El alguacil regresó.
—Su historia coincide con la de una dama que está en su casa —le dijo a Wolf—. Me refiero a la hora en que salió de allí. Teniendo en cuenta la hora en que nos llamó y la hora en que llegamos, más las huellas de los autos y de las pisadas, creo que debemos desecharlo como sospechoso, señor Willett.
—Me alegra oírlo —dijo Wolf.
—Yo también —le hizo eco Ed Eagle.
—Admito que estoy algo decepcionado —dijo el alguacil—. Usted parecía ser el candidato ideal, dados los otros tres cargos por asesinato.
—Matt —intervino Eagle—, me gustaría señalar que los tres crímenes cometidos en casa del señor Willett presentan una semejanza con éste. Todos fueron cometidos con armas que ya se encontraban en el lugar. Suponiendo, claro está, que el Winchester fuera el arma usada aquí.
—Es una buena observación, Ed.
—¿Puedo hablarte un minuto en privado, Matt? —preguntó Eagle mientras se apartaba con el alguacil—. ¿Estás completamente convencido de que Willett no es sospechoso de este asesinato?
—Creo que sí —contestó el alguacil—. Por supuesto, podría haber habido un cómplice que dejara acá a Willett, pero eso no tiene mucho sentido.
—Me gustaría destacar que Shea era uno de los mejores amigos de Willett, quien en algún momento fue su paciente. Shea ya me había dicho que estaba dispuesto a declarar en favor de Willett, en caso de que lo juzgaran por los otros asesinatos.
—Entonces no hay un motivo aparente —comentó el alguacil.
—Lo que quería decirte es que, cuando hables con la prensa, trates de dejar en claro que Willett no es un sospechoso. No quiero que se crucifique a un hombre inocente.
—Está bien, Ed. Tendré cuidado cuando hable con los periodistas.
—Gracias. —Eagle volvió a reunirse con Wolf—. Alguacil, ¿el señor Willett puede retirarse?
—Supongo que sí —contestó el alguacil—. Aunque quizás necesite hablar de nuevo con él.
—Estará a mi disposición en todo momento —aseguró Eagle. Estrechó la mano del alguacil y acompañó a Wolf hasta el auto—. Vete a tu casa y relájate; de esto no debes preocuparte.
Wolf subió a su auto y bajó el vidrio de la ventanilla. Se lo veía pensativo.
—Ed, tres de las personas más cercanas a mí han sido asesinadas. ¿Qué crees que esté pasando?
Eagle sacudió la cabeza.
—Ojalá lo supiera, amigo mío. Pero te diré esto: creo que alguien debería estar en tu casa contigo. Puedo conseguirte alguna persona.
Wolf lo pensó y sacudió negativamente la cabeza.
—No, no me gusta la idea.
—Está bien, lo que tú digas. Pero creo que sí sería una buena idea tener esa pistola tuya a mano.
Wolf asintió, luego pareció acordarse de algo.
—Ed, ¿viste a la hermana de Julia últimamente?

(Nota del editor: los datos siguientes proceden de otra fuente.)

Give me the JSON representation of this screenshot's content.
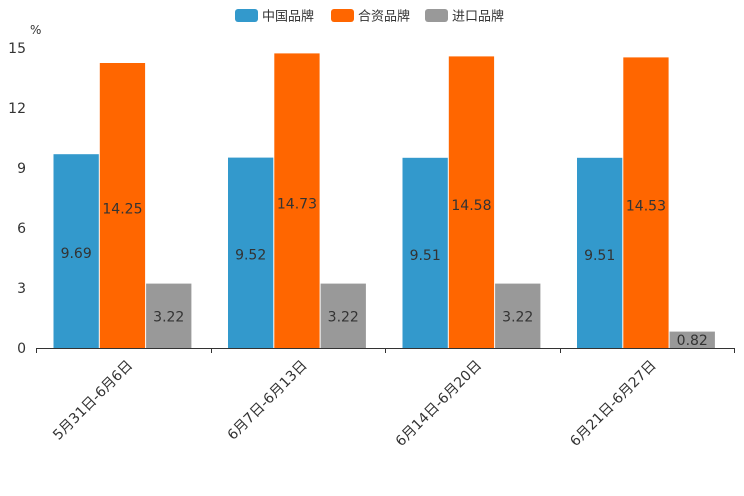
{
  "chart_data": {
    "type": "bar",
    "unit": "%",
    "categories": [
      "5月31日-6月6日",
      "6月7日-6月13日",
      "6月14日-6月20日",
      "6月21日-6月27日"
    ],
    "series": [
      {
        "name": "中国品牌",
        "color": "#3399cc",
        "values": [
          9.69,
          9.52,
          9.51,
          9.51
        ]
      },
      {
        "name": "合资品牌",
        "color": "#ff6600",
        "values": [
          14.25,
          14.73,
          14.58,
          14.53
        ]
      },
      {
        "name": "进口品牌",
        "color": "#999999",
        "values": [
          3.22,
          3.22,
          3.22,
          0.82
        ]
      }
    ],
    "ylim": [
      0,
      15
    ],
    "yticks": [
      0,
      3,
      6,
      9,
      12,
      15
    ],
    "ytick_labels": [
      "0",
      "3",
      "6",
      "9",
      "12",
      "15"
    ],
    "legend_position": "top-center",
    "grid": false
  }
}
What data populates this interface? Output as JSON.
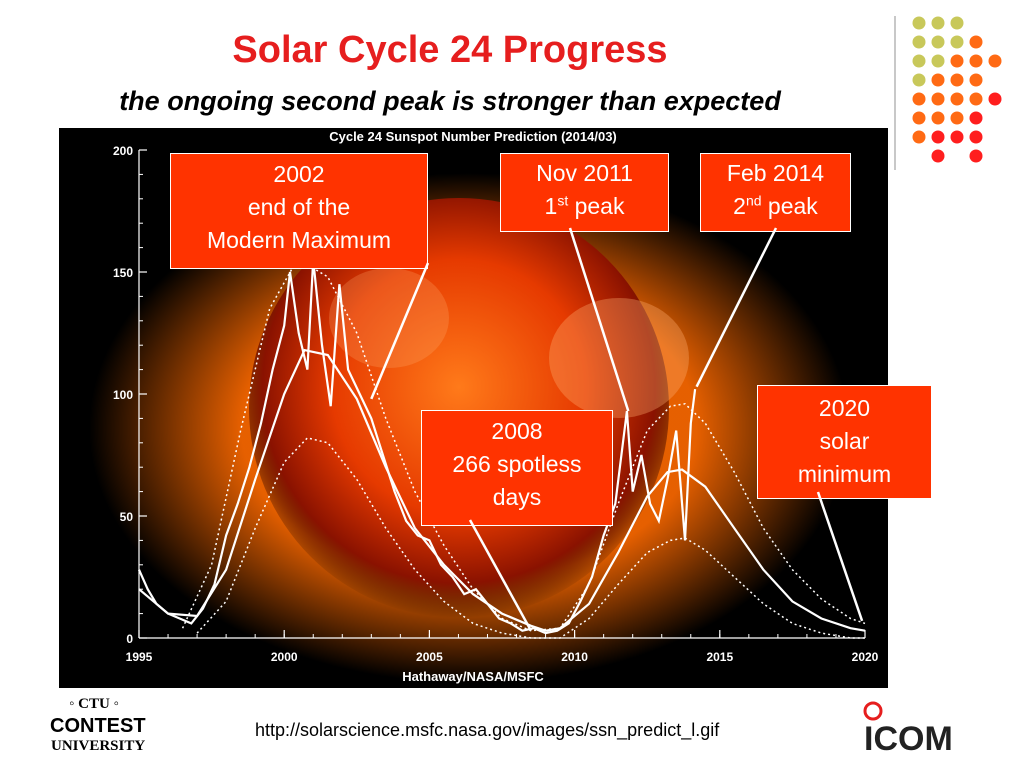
{
  "slide": {
    "title": "Solar Cycle 24 Progress",
    "subtitle": "the ongoing second peak is stronger than expected",
    "source_url": "http://solarscience.msfc.nasa.gov/images/ssn_predict_l.gif"
  },
  "callouts": {
    "c2002": {
      "line1": "2002",
      "line2": "end of the",
      "line3": "Modern Maximum"
    },
    "c2011": {
      "line1": "Nov 2011",
      "line2_pre": "1",
      "line2_sup": "st",
      "line2_post": " peak"
    },
    "c2014": {
      "line1": "Feb 2014",
      "line2_pre": "2",
      "line2_sup": "nd",
      "line2_post": " peak"
    },
    "c2008": {
      "line1": "2008",
      "line2": "266 spotless",
      "line3": "days"
    },
    "c2020": {
      "line1": "2020",
      "line2": "solar",
      "line3": "minimum"
    }
  },
  "logos": {
    "ctu_top": "◦ CTU ◦",
    "ctu_mid": "CONTEST",
    "ctu_bottom": "UNIVERSITY",
    "icom": "ICOM"
  },
  "colors": {
    "title": "#e61e1e",
    "callout": "#ff3300",
    "dot_olive": "#c8c85a",
    "dot_orange": "#ff6a14",
    "dot_red": "#ff1e1e"
  },
  "chart_data": {
    "type": "line",
    "title": "Cycle 24 Sunspot Number Prediction (2014/03)",
    "credit": "Hathaway/NASA/MSFC",
    "xlim": [
      1995,
      2020
    ],
    "ylim": [
      0,
      200
    ],
    "x_ticks": [
      1995,
      2000,
      2005,
      2010,
      2015,
      2020
    ],
    "y_ticks": [
      0,
      50,
      100,
      150,
      200
    ],
    "series": [
      {
        "style": "noisy-solid",
        "x": [
          1995.0,
          1995.3,
          1995.6,
          1996.0,
          1996.4,
          1996.8,
          1997.2,
          1997.6,
          1998.0,
          1998.4,
          1998.8,
          1999.2,
          1999.6,
          2000.0,
          2000.2,
          2000.5,
          2000.8,
          2001.0,
          2001.3,
          2001.6,
          2001.9,
          2002.2,
          2002.6,
          2003.0,
          2003.4,
          2003.8,
          2004.2,
          2004.6,
          2005.0,
          2005.4,
          2005.8,
          2006.2,
          2006.6,
          2007.0,
          2007.4,
          2007.8,
          2008.2,
          2008.6,
          2009.0,
          2009.4,
          2009.8,
          2010.2,
          2010.6,
          2011.0,
          2011.4,
          2011.8,
          2012.0,
          2012.3,
          2012.6,
          2012.9,
          2013.2,
          2013.5,
          2013.8,
          2014.0,
          2014.15
        ],
        "y": [
          28,
          20,
          14,
          10,
          8,
          6,
          12,
          22,
          42,
          55,
          70,
          88,
          110,
          128,
          150,
          125,
          110,
          155,
          120,
          95,
          145,
          110,
          100,
          90,
          75,
          60,
          48,
          42,
          40,
          30,
          25,
          18,
          20,
          14,
          8,
          6,
          3,
          4,
          2,
          3,
          6,
          15,
          25,
          42,
          55,
          93,
          60,
          75,
          55,
          48,
          65,
          85,
          40,
          88,
          102
        ]
      },
      {
        "style": "smooth-solid",
        "x": [
          1995.0,
          1996.0,
          1997.0,
          1998.0,
          1999.0,
          2000.0,
          2000.7,
          2001.5,
          2002.5,
          2003.5,
          2004.5,
          2005.5,
          2006.5,
          2007.5,
          2008.5,
          2009.0,
          2009.5,
          2010.5,
          2011.5,
          2012.5,
          2013.2,
          2013.7,
          2014.5,
          2015.5,
          2016.5,
          2017.5,
          2018.5,
          2019.5,
          2020.0
        ],
        "y": [
          20,
          10,
          9,
          28,
          65,
          100,
          118,
          116,
          98,
          70,
          45,
          30,
          18,
          10,
          5,
          3,
          4,
          14,
          35,
          58,
          68,
          69,
          62,
          45,
          28,
          15,
          8,
          4,
          3
        ]
      },
      {
        "style": "dotted-upper",
        "x": [
          1996.5,
          1997.5,
          1998.5,
          1999.5,
          2000.3,
          2000.8,
          2001.5,
          2002.5,
          2003.5,
          2004.5,
          2005.5,
          2006.5,
          2007.5,
          2008.5,
          2009.5,
          2010.5,
          2011.5,
          2012.5,
          2013.3,
          2013.8,
          2014.5,
          2015.5,
          2016.5,
          2017.5,
          2018.5,
          2019.5,
          2020.0
        ],
        "y": [
          4,
          30,
          85,
          135,
          152,
          153,
          148,
          125,
          90,
          60,
          38,
          20,
          8,
          3,
          4,
          22,
          55,
          85,
          95,
          96,
          88,
          68,
          45,
          28,
          16,
          8,
          6
        ]
      },
      {
        "style": "dotted-lower",
        "x": [
          1997.0,
          1998.0,
          1999.0,
          2000.0,
          2000.8,
          2001.5,
          2002.5,
          2003.5,
          2004.5,
          2005.5,
          2006.5,
          2007.5,
          2008.5,
          2009.5,
          2010.5,
          2011.5,
          2012.5,
          2013.3,
          2013.8,
          2014.5,
          2015.5,
          2016.5,
          2017.5,
          2018.5,
          2019.5,
          2020.0
        ],
        "y": [
          2,
          15,
          45,
          72,
          82,
          80,
          65,
          45,
          28,
          15,
          6,
          2,
          0,
          0,
          8,
          22,
          35,
          40,
          41,
          36,
          25,
          14,
          6,
          2,
          0,
          0
        ]
      }
    ],
    "annotations": [
      {
        "label": "2002 end of the Modern Maximum",
        "target": [
          2003.0,
          98
        ]
      },
      {
        "label": "Nov 2011 1st peak",
        "target": [
          2011.85,
          93
        ]
      },
      {
        "label": "Feb 2014 2nd peak",
        "target": [
          2014.2,
          103
        ]
      },
      {
        "label": "2008 266 spotless days",
        "target": [
          2008.5,
          3
        ]
      },
      {
        "label": "2020 solar minimum",
        "target": [
          2019.9,
          7
        ]
      }
    ]
  }
}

Eagle sintió un escalofrío.
—Sí, la vi anoche. Estuvo en mi casa.
—¿A qué hora se fue?
—Creo que a medianoche.
—¿Había empezado a nevar?
—No.
—En fin, fue sólo una idea —dijo Wolf—. Puso en marcha el auto y partió, dejando a Eagle con la mirada fija en él.
Bárbara Kennerly era una muchacha de contextura grande, recordó Eagle. Era alta, podía pesar setenta kilos. Además, conducía un Cherokee y, cuando se besaron para despedirse, ella llevaba botas de nieve.